Today is the preliminary PMI day for the month of January, as some major economies will be delivering their readings. Some countries have already released their numbers. Australia and Japan have produced their readings, which most came out below expectations. Only Australia’s manufacturing PMI was seen above its initial forecast of 55.7, showing up at 57.2. We will also get preliminary PMIs from some individual European states, together with the whole block itself. The current forecast for the UK ones is expected to remain the same. Unlike the composite and manufacturing figures, the services reading is believed to have stayed fractionally in contraction territory, at 49.9. Germany is also set to deliver its readings, where services one is forecasted, not only to have stayed contractionary, but to have fallen a bit more, going from the previous 47.0 to 45.3. Later on, the US will also show its set of numbers, where the expectation is to see a slight decline as well. That said, the US ones are believed to have still stayed in expansionary area.

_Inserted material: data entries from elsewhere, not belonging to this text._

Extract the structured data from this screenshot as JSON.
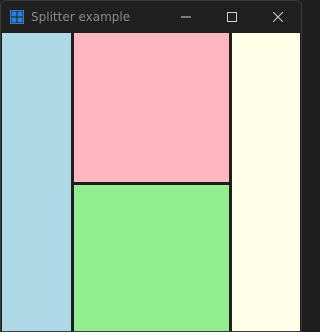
{
  "window": {
    "title": "Splitter example"
  },
  "titlebar": {
    "app_icon": "grid-app-icon",
    "controls": {
      "minimize_icon": "minimize-icon",
      "maximize_icon": "maximize-icon",
      "close_icon": "close-icon"
    }
  },
  "panes": {
    "left": {
      "color": "#add8e6"
    },
    "top_center": {
      "color": "#ffb6c1"
    },
    "bottom_center": {
      "color": "#90ee90"
    },
    "right": {
      "color": "#fffee6"
    }
  },
  "colors": {
    "titlebar_bg": "#202020",
    "splitter": "#1e1e1e",
    "title_text": "#8a8a8a",
    "icon_accent": "#2f7fd6"
  }
}
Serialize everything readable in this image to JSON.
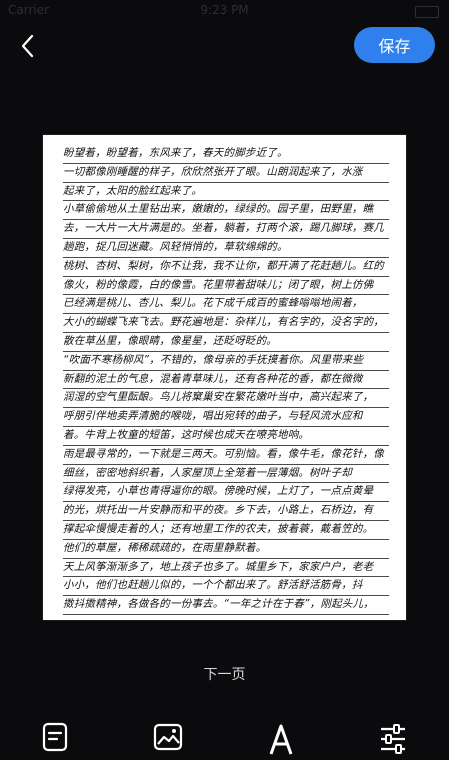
{
  "status_bar": {
    "carrier": "Carrier",
    "time": "9:23 PM"
  },
  "header": {
    "save_label": "保存"
  },
  "document": {
    "lines": [
      "盼望着，盼望着，东风来了，春天的脚步近了。",
      "一切都像刚睡醒的样子，欣欣然张开了眼。山朗润起来了，水涨",
      "起来了，太阳的脸红起来了。",
      "小草偷偷地从土里钻出来，嫩嫩的，绿绿的。园子里，田野里，瞧",
      "去，一大片一大片满是的。坐着，躺着，打两个滚，踢几脚球，赛几",
      "趟跑，捉几回迷藏。风轻悄悄的，草软绵绵的。",
      "桃树、杏树、梨树，你不让我，我不让你，都开满了花赶趟儿。红的",
      "像火，粉的像霞，白的像雪。花里带着甜味儿；闭了眼，树上仿佛",
      "已经满是桃儿、杏儿、梨儿。花下成千成百的蜜蜂嗡嗡地闹着，",
      "大小的蝴蝶飞来飞去。野花遍地是：杂样儿，有名字的，没名字的，",
      "散在草丛里，像眼睛，像星星，还眨呀眨的。",
      "“吹面不寒杨柳风”，不错的，像母亲的手抚摸着你。风里带来些",
      "新翻的泥土的气息，混着青草味儿，还有各种花的香，都在微微",
      "润湿的空气里酝酿。鸟儿将窠巢安在繁花嫩叶当中，高兴起来了，",
      "呼朋引伴地卖弄清脆的喉咙，唱出宛转的曲子，与轻风流水应和",
      "着。牛背上牧童的短笛，这时候也成天在嘹亮地响。",
      "雨是最寻常的，一下就是三两天。可别恼。看，像牛毛，像花针，像",
      "细丝，密密地斜织着，人家屋顶上全笼着一层薄烟。树叶子却",
      "绿得发亮，小草也青得逼你的眼。傍晚时候，上灯了，一点点黄晕",
      "的光，烘托出一片安静而和平的夜。乡下去，小路上，石桥边，有",
      "撑起伞慢慢走着的人；还有地里工作的农夫，披着蓑，戴着笠的。",
      "他们的草屋，稀稀疏疏的，在雨里静默着。",
      "天上风筝渐渐多了，地上孩子也多了。城里乡下，家家户户，老老",
      "小小，他们也赶趟儿似的，一个个都出来了。舒活舒活筋骨，抖",
      "擞抖擞精神，各做各的一份事去。“一年之计在于春”，刚起头儿，"
    ]
  },
  "footer": {
    "next_page_label": "下一页"
  },
  "toolbar": {
    "tools": [
      {
        "name": "text-recognize",
        "icon": "text-doc-icon"
      },
      {
        "name": "image",
        "icon": "image-icon"
      },
      {
        "name": "font",
        "icon": "font-a-icon"
      },
      {
        "name": "adjust",
        "icon": "sliders-icon"
      }
    ]
  },
  "colors": {
    "accent": "#2f80ed",
    "background": "#0b0b0d",
    "page": "#ffffff"
  }
}
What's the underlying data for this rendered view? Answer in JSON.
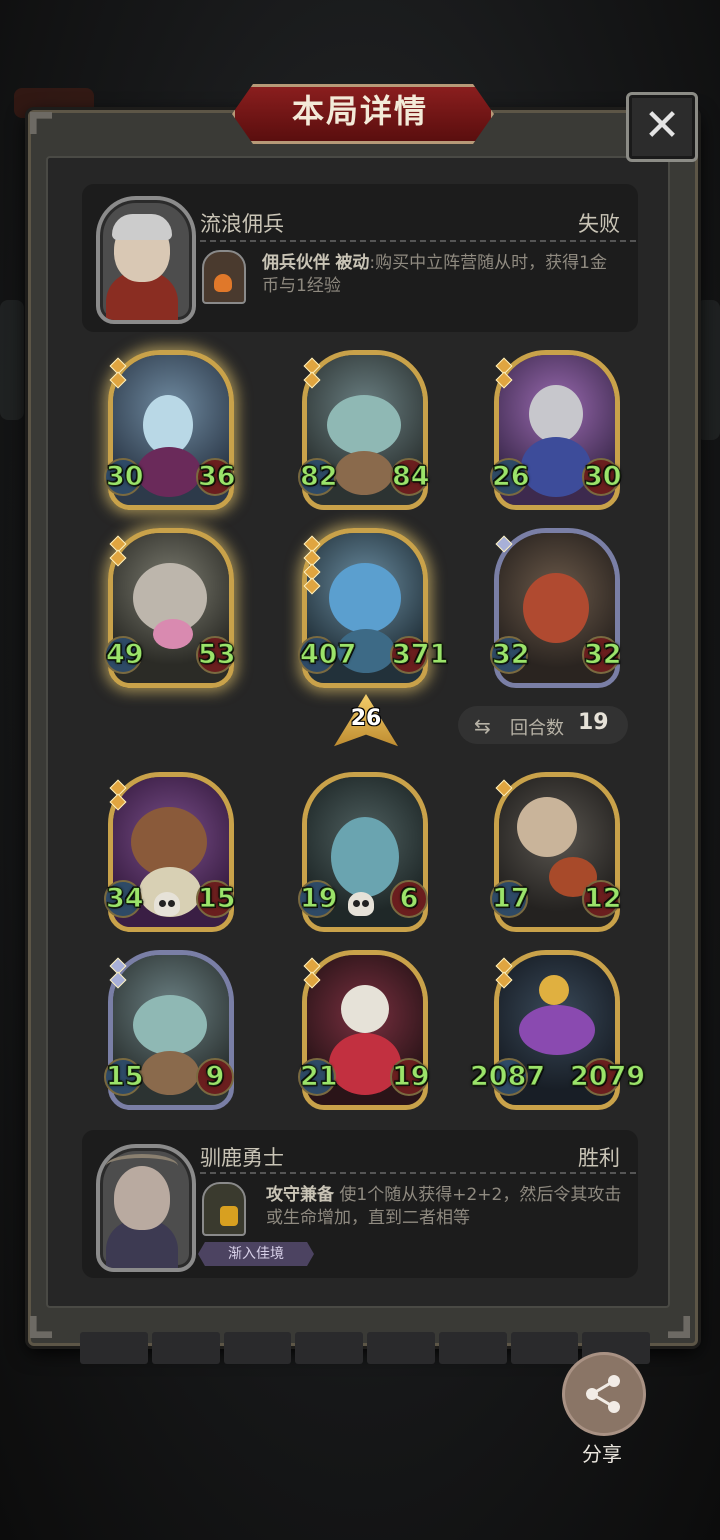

Along side the PMIs, some countries will have their retail sales numbers delivered too. Australia already released its preliminary MoM number, which came out as big disappointment, at -4.2%, when the previous number was sat at +7.1%. UK had also delivered its final retail sales number for the month of December, both core and headline, which came out as a disappointment. But the one that we will have to wait for today, will be Canada’s. The Canadian core and headline retail sales MoM figures for the month of November are expected to show up lower than the previous ones. The core, which excludes automobile sales, is believed to have fallen the most, going from +1.0% to +0.3%, whereas the headline one is forecasted to have only dropped from +0.4% to +0.1%.

As For The Rest Of Today’s Events

US will deliver their existing home sales for the month of December. Currently, the expectation is for a slight decline, going from 6.69mln to 6.55mln. Also, the US crude oil inventories will be on the lookout, as the number is expected to have increased from -3.247mln barrels to -1.167mln, which might be a negative for oil prices.